Children inhale more air per kilogramme of body weight and absorb more pollutants relative to adults while their lungs, bodies and brains are still developing.

Air pollution second-biggest reason for deaths among young kids in South Asia: Study

Air pollution was linked to the death of more than 2,60,600 deaths of children under 5 in South Asia in 2021, making it the second-largest death cause for this age group after malnutrition, reported HT.

In 2021, India (169,400 deaths), Nigeria (114,100 deaths), Pakistan (68,100 deaths), Ethiopia (31,100 deaths), and Bangladesh (19,100 deaths) recorded the maximum numbers of air pollution-related deaths among such children, the report said.

“Children are uniquely vulnerable to air pollution and the damage can start in the womb, with health effects that last a lifetime. For example, children inhale more air per kilogramme of body weight and absorb more pollutants relative to adults while their lungs, bodies and brains are still developing,” the report said.

Air quality commission increases tree plantation target by 20% in Delhi NCR to fight dust pollution

Central agency the Commission for Air Quality Management (CAQM) raised the tree plantation target for the National Capital Region (NCR) by 20% to 45 million trees for the financial year 2024-2025 (FY25), BS reported. 

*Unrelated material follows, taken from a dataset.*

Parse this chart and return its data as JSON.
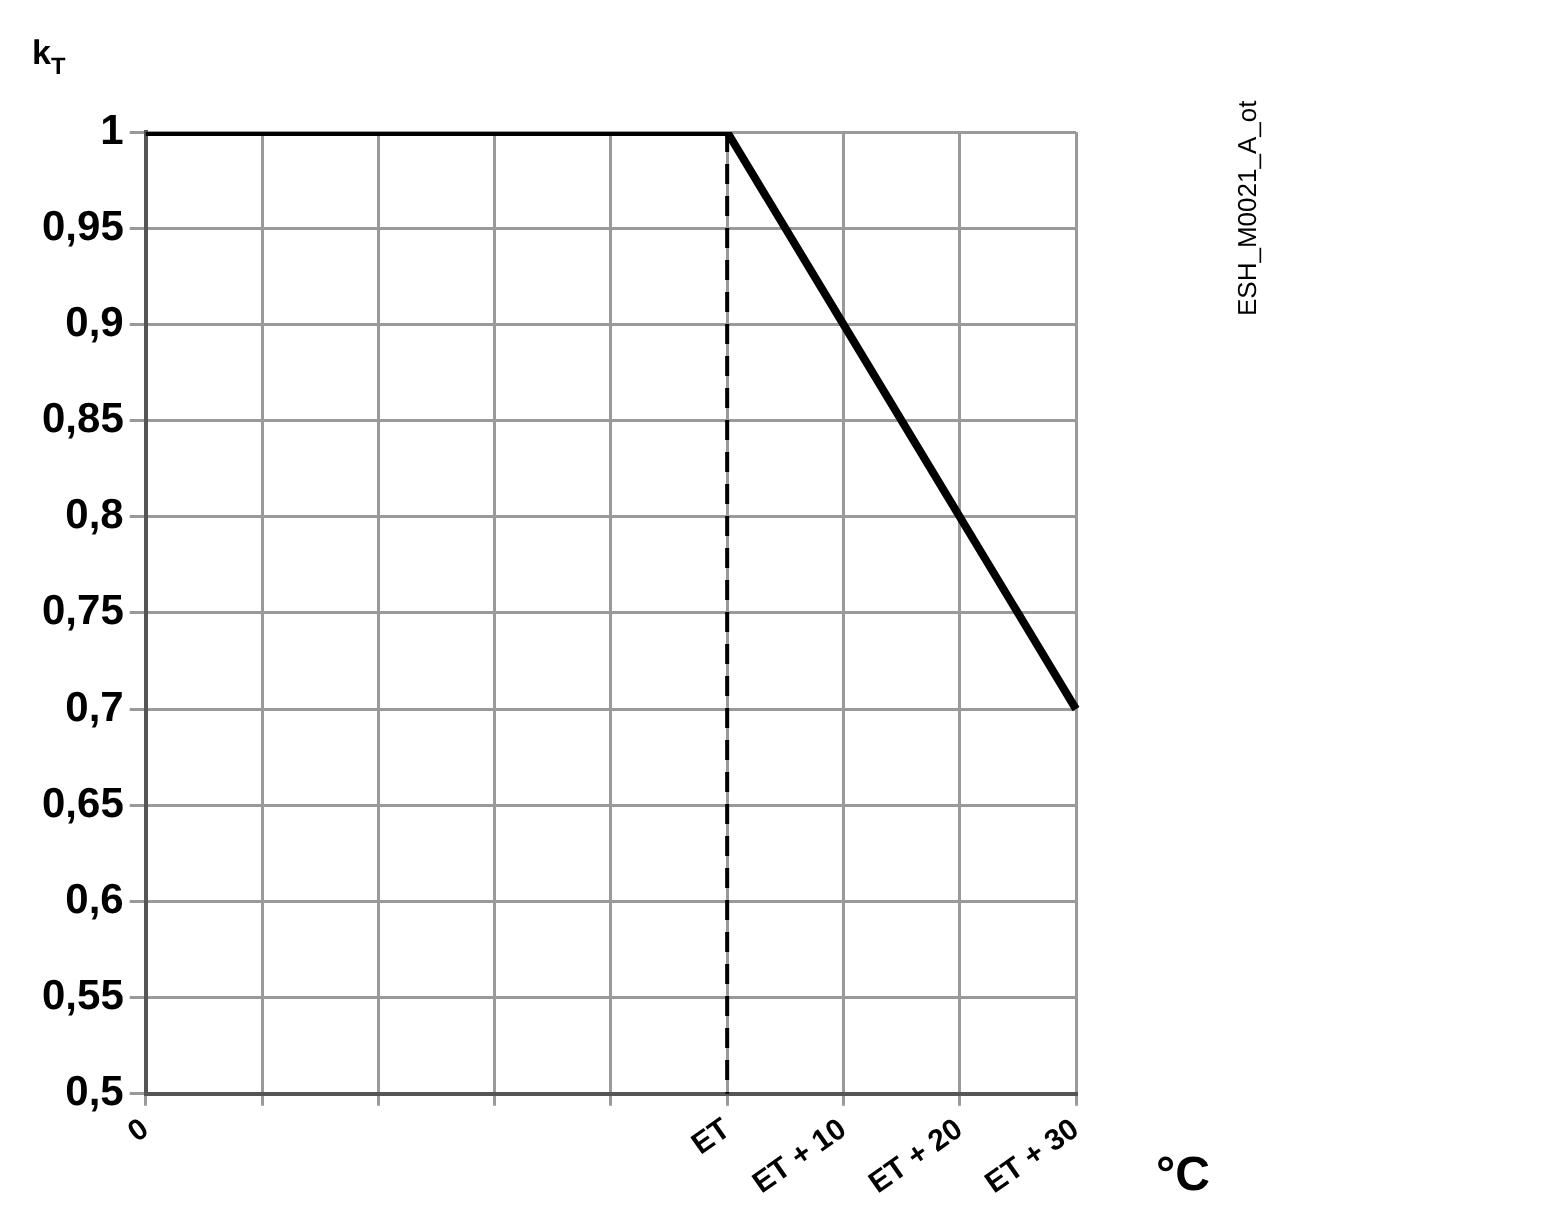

CAQM, created in 2021 planted 36 million trees in FY24 in the NCR along the central verges of roads, roadsides, pathways, etc. to mitigate high levels of dust particularly during the dry summer seasons. In FY22, CAQM planted 2.8 million trees. Over the past three years, tree plantation has increased approximately 16-fold.

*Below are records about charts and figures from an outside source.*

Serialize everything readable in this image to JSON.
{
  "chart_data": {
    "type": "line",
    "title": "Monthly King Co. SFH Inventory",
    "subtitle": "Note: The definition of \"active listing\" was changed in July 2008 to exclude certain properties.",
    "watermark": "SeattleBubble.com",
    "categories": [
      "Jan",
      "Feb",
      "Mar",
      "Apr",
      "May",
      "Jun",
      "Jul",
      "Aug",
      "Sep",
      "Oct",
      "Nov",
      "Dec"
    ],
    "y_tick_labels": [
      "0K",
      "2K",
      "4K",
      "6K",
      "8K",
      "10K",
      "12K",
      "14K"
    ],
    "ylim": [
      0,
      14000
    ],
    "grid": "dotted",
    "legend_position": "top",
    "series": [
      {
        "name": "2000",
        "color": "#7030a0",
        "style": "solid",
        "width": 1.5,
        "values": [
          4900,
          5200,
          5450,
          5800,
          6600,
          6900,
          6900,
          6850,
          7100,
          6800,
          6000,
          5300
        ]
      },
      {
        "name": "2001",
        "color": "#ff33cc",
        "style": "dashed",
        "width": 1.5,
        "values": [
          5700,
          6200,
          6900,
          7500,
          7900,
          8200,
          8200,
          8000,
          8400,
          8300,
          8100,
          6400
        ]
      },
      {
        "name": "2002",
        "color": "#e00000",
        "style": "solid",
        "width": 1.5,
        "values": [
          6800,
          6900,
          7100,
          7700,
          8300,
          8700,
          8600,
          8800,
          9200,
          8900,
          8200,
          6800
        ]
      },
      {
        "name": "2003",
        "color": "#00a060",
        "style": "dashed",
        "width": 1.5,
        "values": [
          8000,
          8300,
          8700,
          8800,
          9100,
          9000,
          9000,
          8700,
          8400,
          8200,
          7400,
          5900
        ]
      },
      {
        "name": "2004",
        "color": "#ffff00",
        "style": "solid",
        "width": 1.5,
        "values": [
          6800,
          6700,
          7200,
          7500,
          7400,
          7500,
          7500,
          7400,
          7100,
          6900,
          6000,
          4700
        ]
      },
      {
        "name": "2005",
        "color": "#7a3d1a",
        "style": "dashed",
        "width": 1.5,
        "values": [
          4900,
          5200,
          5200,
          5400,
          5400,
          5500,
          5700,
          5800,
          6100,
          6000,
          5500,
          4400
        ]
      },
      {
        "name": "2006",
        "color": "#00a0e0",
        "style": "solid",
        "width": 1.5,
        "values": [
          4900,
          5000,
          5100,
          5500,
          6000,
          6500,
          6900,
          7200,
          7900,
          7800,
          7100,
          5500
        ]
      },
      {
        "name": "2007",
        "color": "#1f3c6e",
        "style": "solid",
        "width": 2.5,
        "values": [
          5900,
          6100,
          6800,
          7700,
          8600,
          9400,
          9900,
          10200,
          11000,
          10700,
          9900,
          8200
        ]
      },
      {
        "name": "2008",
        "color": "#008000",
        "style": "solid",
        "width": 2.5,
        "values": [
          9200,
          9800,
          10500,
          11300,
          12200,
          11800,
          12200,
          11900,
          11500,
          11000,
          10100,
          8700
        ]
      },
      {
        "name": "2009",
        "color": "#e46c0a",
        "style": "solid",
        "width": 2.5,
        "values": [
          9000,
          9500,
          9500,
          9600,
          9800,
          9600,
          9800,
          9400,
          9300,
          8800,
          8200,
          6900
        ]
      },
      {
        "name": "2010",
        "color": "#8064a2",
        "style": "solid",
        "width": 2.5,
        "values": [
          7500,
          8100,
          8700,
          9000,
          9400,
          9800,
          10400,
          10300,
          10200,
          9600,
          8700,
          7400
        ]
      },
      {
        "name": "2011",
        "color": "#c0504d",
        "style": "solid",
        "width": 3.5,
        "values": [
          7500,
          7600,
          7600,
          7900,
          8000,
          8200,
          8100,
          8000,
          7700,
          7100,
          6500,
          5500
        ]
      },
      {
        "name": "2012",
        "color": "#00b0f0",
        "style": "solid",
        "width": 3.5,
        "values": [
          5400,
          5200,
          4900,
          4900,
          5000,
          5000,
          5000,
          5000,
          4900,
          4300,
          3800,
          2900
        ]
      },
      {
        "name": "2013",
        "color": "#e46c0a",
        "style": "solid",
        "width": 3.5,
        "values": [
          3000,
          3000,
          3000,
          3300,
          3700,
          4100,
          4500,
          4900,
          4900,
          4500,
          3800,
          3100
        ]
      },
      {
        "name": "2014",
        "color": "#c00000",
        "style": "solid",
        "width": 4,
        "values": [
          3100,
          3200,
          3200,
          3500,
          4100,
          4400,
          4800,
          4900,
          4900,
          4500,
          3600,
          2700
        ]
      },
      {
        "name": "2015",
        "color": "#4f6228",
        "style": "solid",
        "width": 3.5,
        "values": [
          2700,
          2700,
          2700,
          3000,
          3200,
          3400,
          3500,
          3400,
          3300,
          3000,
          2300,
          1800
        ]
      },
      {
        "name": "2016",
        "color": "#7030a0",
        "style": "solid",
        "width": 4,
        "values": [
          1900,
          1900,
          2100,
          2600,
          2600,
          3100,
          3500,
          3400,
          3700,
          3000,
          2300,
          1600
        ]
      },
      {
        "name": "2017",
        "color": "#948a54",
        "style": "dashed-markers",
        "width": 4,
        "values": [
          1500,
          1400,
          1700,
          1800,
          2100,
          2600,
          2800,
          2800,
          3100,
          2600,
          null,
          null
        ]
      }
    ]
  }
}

In NCR’s dense urban agglomerates, the Commission is backing urban forestry initiatives based on the Miyawaki Technique (planting native species of trees close together in a small area to create dense, biodiverse forests), the news outlet said.

Install CCTVs, pollution sensors at construction sites or invite fine: PWD

For the first time, building contractors will be fined a small amount of ₹500 to ₹2,000 if they are caught violating anti-pollution norms such as the installation of CCTV cameras and pollution sensors at construction sites, keeping the construction material covered, and sprinkling water on unpaved areas.

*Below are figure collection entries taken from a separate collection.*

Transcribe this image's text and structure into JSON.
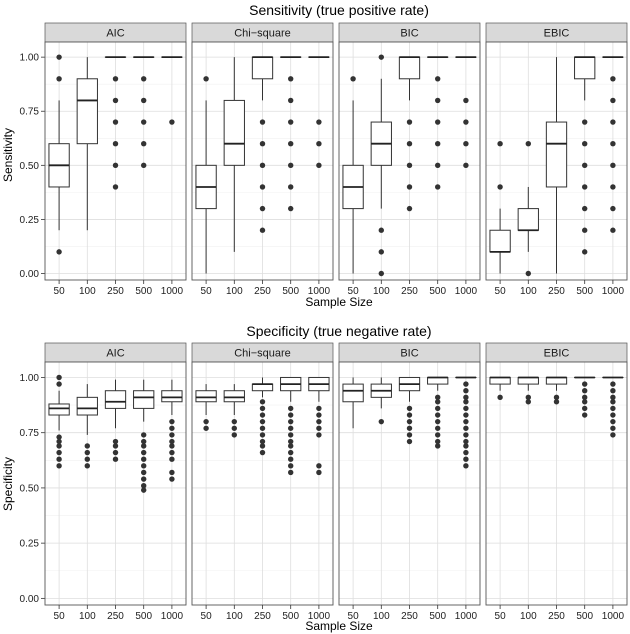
{
  "chart_data": [
    {
      "type": "boxplot",
      "title": "Sensitivity (true positive rate)",
      "xlabel": "Sample Size",
      "ylabel": "Sensitivity",
      "ylim": [
        -0.03,
        1.07
      ],
      "yticks": [
        "0.00",
        "0.25",
        "0.50",
        "0.75",
        "1.00"
      ],
      "categories": [
        "50",
        "100",
        "250",
        "500",
        "1000"
      ],
      "grid": true,
      "facets": [
        {
          "label": "AIC",
          "boxes": [
            {
              "q1": 0.4,
              "median": 0.5,
              "q3": 0.6,
              "lo": 0.2,
              "hi": 0.8,
              "outliers": [
                0.1,
                0.9,
                1.0
              ]
            },
            {
              "q1": 0.6,
              "median": 0.8,
              "q3": 0.9,
              "lo": 0.2,
              "hi": 1.0,
              "outliers": []
            },
            {
              "q1": 1.0,
              "median": 1.0,
              "q3": 1.0,
              "lo": 1.0,
              "hi": 1.0,
              "outliers": [
                0.4,
                0.5,
                0.6,
                0.7,
                0.8,
                0.9
              ]
            },
            {
              "q1": 1.0,
              "median": 1.0,
              "q3": 1.0,
              "lo": 1.0,
              "hi": 1.0,
              "outliers": [
                0.5,
                0.6,
                0.7,
                0.8,
                0.9
              ]
            },
            {
              "q1": 1.0,
              "median": 1.0,
              "q3": 1.0,
              "lo": 1.0,
              "hi": 1.0,
              "outliers": [
                0.7
              ]
            }
          ]
        },
        {
          "label": "Chi−square",
          "boxes": [
            {
              "q1": 0.3,
              "median": 0.4,
              "q3": 0.5,
              "lo": 0.0,
              "hi": 0.8,
              "outliers": [
                0.9
              ]
            },
            {
              "q1": 0.5,
              "median": 0.6,
              "q3": 0.8,
              "lo": 0.1,
              "hi": 1.0,
              "outliers": []
            },
            {
              "q1": 0.9,
              "median": 1.0,
              "q3": 1.0,
              "lo": 0.8,
              "hi": 1.0,
              "outliers": [
                0.2,
                0.3,
                0.4,
                0.5,
                0.6,
                0.7
              ]
            },
            {
              "q1": 1.0,
              "median": 1.0,
              "q3": 1.0,
              "lo": 1.0,
              "hi": 1.0,
              "outliers": [
                0.3,
                0.4,
                0.5,
                0.6,
                0.7,
                0.8,
                0.9
              ]
            },
            {
              "q1": 1.0,
              "median": 1.0,
              "q3": 1.0,
              "lo": 1.0,
              "hi": 1.0,
              "outliers": [
                0.5,
                0.6,
                0.7
              ]
            }
          ]
        },
        {
          "label": "BIC",
          "boxes": [
            {
              "q1": 0.3,
              "median": 0.4,
              "q3": 0.5,
              "lo": 0.0,
              "hi": 0.8,
              "outliers": [
                0.9
              ]
            },
            {
              "q1": 0.5,
              "median": 0.6,
              "q3": 0.7,
              "lo": 0.3,
              "hi": 0.9,
              "outliers": [
                0.0,
                0.1,
                0.2,
                1.0
              ]
            },
            {
              "q1": 0.9,
              "median": 1.0,
              "q3": 1.0,
              "lo": 0.8,
              "hi": 1.0,
              "outliers": [
                0.3,
                0.4,
                0.5,
                0.6,
                0.7
              ]
            },
            {
              "q1": 1.0,
              "median": 1.0,
              "q3": 1.0,
              "lo": 1.0,
              "hi": 1.0,
              "outliers": [
                0.4,
                0.5,
                0.6,
                0.7,
                0.8,
                0.9
              ]
            },
            {
              "q1": 1.0,
              "median": 1.0,
              "q3": 1.0,
              "lo": 1.0,
              "hi": 1.0,
              "outliers": [
                0.5,
                0.6,
                0.7,
                0.8
              ]
            }
          ]
        },
        {
          "label": "EBIC",
          "boxes": [
            {
              "q1": 0.1,
              "median": 0.1,
              "q3": 0.2,
              "lo": 0.0,
              "hi": 0.3,
              "outliers": [
                0.4,
                0.6
              ]
            },
            {
              "q1": 0.2,
              "median": 0.2,
              "q3": 0.3,
              "lo": 0.1,
              "hi": 0.4,
              "outliers": [
                0.0,
                0.6
              ]
            },
            {
              "q1": 0.4,
              "median": 0.6,
              "q3": 0.7,
              "lo": 0.0,
              "hi": 1.0,
              "outliers": []
            },
            {
              "q1": 0.9,
              "median": 1.0,
              "q3": 1.0,
              "lo": 0.8,
              "hi": 1.0,
              "outliers": [
                0.1,
                0.2,
                0.3,
                0.4,
                0.5,
                0.6,
                0.7
              ]
            },
            {
              "q1": 1.0,
              "median": 1.0,
              "q3": 1.0,
              "lo": 1.0,
              "hi": 1.0,
              "outliers": [
                0.2,
                0.3,
                0.4,
                0.5,
                0.6,
                0.7,
                0.8,
                0.9
              ]
            }
          ]
        }
      ]
    },
    {
      "type": "boxplot",
      "title": "Specificity (true negative rate)",
      "xlabel": "Sample Size",
      "ylabel": "Specificity",
      "ylim": [
        -0.03,
        1.07
      ],
      "yticks": [
        "0.00",
        "0.25",
        "0.50",
        "0.75",
        "1.00"
      ],
      "categories": [
        "50",
        "100",
        "250",
        "500",
        "1000"
      ],
      "grid": true,
      "facets": [
        {
          "label": "AIC",
          "boxes": [
            {
              "q1": 0.83,
              "median": 0.86,
              "q3": 0.88,
              "lo": 0.76,
              "hi": 0.94,
              "outliers": [
                0.6,
                0.63,
                0.66,
                0.69,
                0.71,
                0.73,
                0.97,
                1.0
              ]
            },
            {
              "q1": 0.83,
              "median": 0.86,
              "q3": 0.91,
              "lo": 0.74,
              "hi": 0.97,
              "outliers": [
                0.6,
                0.63,
                0.66,
                0.69
              ]
            },
            {
              "q1": 0.86,
              "median": 0.89,
              "q3": 0.94,
              "lo": 0.77,
              "hi": 0.99,
              "outliers": [
                0.63,
                0.66,
                0.69,
                0.71
              ]
            },
            {
              "q1": 0.86,
              "median": 0.91,
              "q3": 0.94,
              "lo": 0.8,
              "hi": 0.99,
              "outliers": [
                0.49,
                0.51,
                0.54,
                0.57,
                0.6,
                0.63,
                0.66,
                0.69,
                0.71,
                0.74
              ]
            },
            {
              "q1": 0.89,
              "median": 0.91,
              "q3": 0.94,
              "lo": 0.83,
              "hi": 0.99,
              "outliers": [
                0.54,
                0.57,
                0.63,
                0.66,
                0.69,
                0.71,
                0.74,
                0.77,
                0.8
              ]
            }
          ]
        },
        {
          "label": "Chi−square",
          "boxes": [
            {
              "q1": 0.89,
              "median": 0.91,
              "q3": 0.94,
              "lo": 0.83,
              "hi": 0.97,
              "outliers": [
                0.77,
                0.8
              ]
            },
            {
              "q1": 0.89,
              "median": 0.91,
              "q3": 0.94,
              "lo": 0.83,
              "hi": 0.97,
              "outliers": [
                0.74,
                0.77,
                0.8
              ]
            },
            {
              "q1": 0.94,
              "median": 0.97,
              "q3": 0.97,
              "lo": 0.91,
              "hi": 1.0,
              "outliers": [
                0.66,
                0.69,
                0.71,
                0.74,
                0.77,
                0.8,
                0.83,
                0.86,
                0.89
              ]
            },
            {
              "q1": 0.94,
              "median": 0.97,
              "q3": 1.0,
              "lo": 0.89,
              "hi": 1.0,
              "outliers": [
                0.57,
                0.6,
                0.63,
                0.66,
                0.69,
                0.71,
                0.74,
                0.77,
                0.8,
                0.83,
                0.86
              ]
            },
            {
              "q1": 0.94,
              "median": 0.97,
              "q3": 1.0,
              "lo": 0.89,
              "hi": 1.0,
              "outliers": [
                0.57,
                0.6,
                0.74,
                0.77,
                0.8,
                0.83,
                0.86
              ]
            }
          ]
        },
        {
          "label": "BIC",
          "boxes": [
            {
              "q1": 0.89,
              "median": 0.94,
              "q3": 0.97,
              "lo": 0.77,
              "hi": 1.0,
              "outliers": []
            },
            {
              "q1": 0.91,
              "median": 0.94,
              "q3": 0.97,
              "lo": 0.86,
              "hi": 1.0,
              "outliers": [
                0.8
              ]
            },
            {
              "q1": 0.94,
              "median": 0.97,
              "q3": 1.0,
              "lo": 0.89,
              "hi": 1.0,
              "outliers": [
                0.71,
                0.74,
                0.77,
                0.8,
                0.83,
                0.86
              ]
            },
            {
              "q1": 0.97,
              "median": 1.0,
              "q3": 1.0,
              "lo": 0.94,
              "hi": 1.0,
              "outliers": [
                0.69,
                0.71,
                0.74,
                0.77,
                0.8,
                0.83,
                0.86,
                0.89,
                0.91
              ]
            },
            {
              "q1": 1.0,
              "median": 1.0,
              "q3": 1.0,
              "lo": 1.0,
              "hi": 1.0,
              "outliers": [
                0.6,
                0.63,
                0.66,
                0.69,
                0.71,
                0.74,
                0.77,
                0.8,
                0.83,
                0.86,
                0.89,
                0.91,
                0.94,
                0.97
              ]
            }
          ]
        },
        {
          "label": "EBIC",
          "boxes": [
            {
              "q1": 0.97,
              "median": 1.0,
              "q3": 1.0,
              "lo": 0.94,
              "hi": 1.0,
              "outliers": [
                0.91
              ]
            },
            {
              "q1": 0.97,
              "median": 1.0,
              "q3": 1.0,
              "lo": 0.94,
              "hi": 1.0,
              "outliers": [
                0.89,
                0.91
              ]
            },
            {
              "q1": 0.97,
              "median": 1.0,
              "q3": 1.0,
              "lo": 0.94,
              "hi": 1.0,
              "outliers": [
                0.89,
                0.91
              ]
            },
            {
              "q1": 1.0,
              "median": 1.0,
              "q3": 1.0,
              "lo": 1.0,
              "hi": 1.0,
              "outliers": [
                0.83,
                0.86,
                0.89,
                0.91,
                0.94,
                0.97
              ]
            },
            {
              "q1": 1.0,
              "median": 1.0,
              "q3": 1.0,
              "lo": 1.0,
              "hi": 1.0,
              "outliers": [
                0.74,
                0.77,
                0.8,
                0.83,
                0.86,
                0.89,
                0.91,
                0.94,
                0.97
              ]
            }
          ]
        }
      ]
    }
  ]
}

The PWD issued directions following the guidelines of CAQM (Commission for Air Quality Management), to tackle dust pollution at construction sites. A fine of ₹2,000 will be imposed on CCTV cameras being non-operational for longer than 48 hours at the construction site, ₹500 each for lack of sprinkling on unpaved surfaces for more than four hours, uncovered C&D (construction and demolition) material for six hours or more, and unwashed wheels/vehicles exiting construction sites.

US Supreme Court pauses EPA’s attempt to reduce pollution that drifts across states

The US Supreme Court put on hold the Environmental Protection Agency’s (EPA) plan to reduce harmful air pollution that drifts across state lines.

The Conservative-dominated court announced a temporary halt to the EPA rule, siding with three states – Ohio, West Virginia and Indiana – and industry allies that are attempting to derail requirements that prevent pollution from billowing into neighbouring states, reported the Guardian.